Siamo partiti con la lingua straniera a cominciare dalle scuole medie, ci si è accorti che alla fine del liceo il francese gl'italiani lo sapevano ma l'inglese no, allora abbiamo messo la lingua stranie-

ra a partire dalla terza elementare ma anche così l'inglese gli studenti non riu­scivano a impararlo. Allora l'abbiamo messa fin dalla prima elementare e, obbligatoriamente, l'in­glese e solo inglese, ma pare che anche così l'inglese gli italiani non l'apprenda­no, si stanno quindi già sperimentando forme d'apprendimento dell'inglese alle materne.

Non solo, ci si sta rendendo conto che gl'insegnanti di lingua madre inglese sarebbero meglio, ma anche questo pare non basterà e c'è già qualcuno che ritiene sia necessario insegnare alcune materie in inglese, ad esem­pio matematica, filosofia, economia e, ovviamente, da matematici, filosofi ed economisti lingua madre inglese...

L'esperanto non ha e non ha bisogno d'insegnati lingua madre è, davvero, una sorta di lingua pubblica interna­zionale, di lingua di comunicazione sociale.

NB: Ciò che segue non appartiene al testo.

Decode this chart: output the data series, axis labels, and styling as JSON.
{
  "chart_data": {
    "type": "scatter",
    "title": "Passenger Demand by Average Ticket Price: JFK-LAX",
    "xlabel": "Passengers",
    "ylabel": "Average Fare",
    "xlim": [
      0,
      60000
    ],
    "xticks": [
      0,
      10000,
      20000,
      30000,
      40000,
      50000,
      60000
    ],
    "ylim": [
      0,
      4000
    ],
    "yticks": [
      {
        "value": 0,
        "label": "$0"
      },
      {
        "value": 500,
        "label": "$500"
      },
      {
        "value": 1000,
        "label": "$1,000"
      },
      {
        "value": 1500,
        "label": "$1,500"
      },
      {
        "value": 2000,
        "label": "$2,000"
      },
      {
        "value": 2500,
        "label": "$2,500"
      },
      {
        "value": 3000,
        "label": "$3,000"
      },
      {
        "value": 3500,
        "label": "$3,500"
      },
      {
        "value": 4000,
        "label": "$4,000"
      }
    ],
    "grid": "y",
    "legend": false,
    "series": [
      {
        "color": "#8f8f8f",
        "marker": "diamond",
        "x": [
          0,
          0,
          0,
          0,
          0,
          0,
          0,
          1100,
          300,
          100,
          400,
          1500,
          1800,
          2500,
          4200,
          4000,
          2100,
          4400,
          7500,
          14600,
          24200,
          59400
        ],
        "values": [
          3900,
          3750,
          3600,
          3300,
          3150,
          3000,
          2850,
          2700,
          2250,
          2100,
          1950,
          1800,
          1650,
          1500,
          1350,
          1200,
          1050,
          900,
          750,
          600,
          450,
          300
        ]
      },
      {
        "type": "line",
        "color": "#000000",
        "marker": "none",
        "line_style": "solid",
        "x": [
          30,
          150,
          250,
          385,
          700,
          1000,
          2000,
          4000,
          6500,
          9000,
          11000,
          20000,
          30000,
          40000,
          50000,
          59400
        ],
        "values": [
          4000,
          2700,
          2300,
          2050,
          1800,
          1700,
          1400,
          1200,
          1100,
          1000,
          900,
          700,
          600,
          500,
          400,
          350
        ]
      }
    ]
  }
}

Secondo tali convinzioni, il 28 aprile scorso è stata presentata in Parlamento una proposta di legge, la n.129, "per la

difesa della diversità linguistico-cultura-le e per l'affermazione di valori di pace, democrazia e progresso, attraverso l'insegnamento della Lingua Internazio­nale esperanto". Tale proposta di legge è tesa a dare un'opportunità di comuni­cazione linguistica slegata dai rapporti di forza tra lingue di popoli più potenti e altri meno, dando l'opportunità ai gio­vani di poterla scegliere tra le seconde lingue straniere opzionabili. E' un'iniziativa che non vuole imporre una lingua, infatti non è previsto alcun cambiamento nell'assetto della riforma scolastica, bensì divulgarne le peculia­rità, diffonderne i valori e gli ideali che incarna, mettere in campo una lingua dei valori rispetto a lingue di interessi nazionali o, peggio, coloniali.

Spero di vedervi tutti insieme a noi a sostenerla affinché una nuova grande tappa di civiltà venga avviata e venga avviata nel nostro vecchio continente.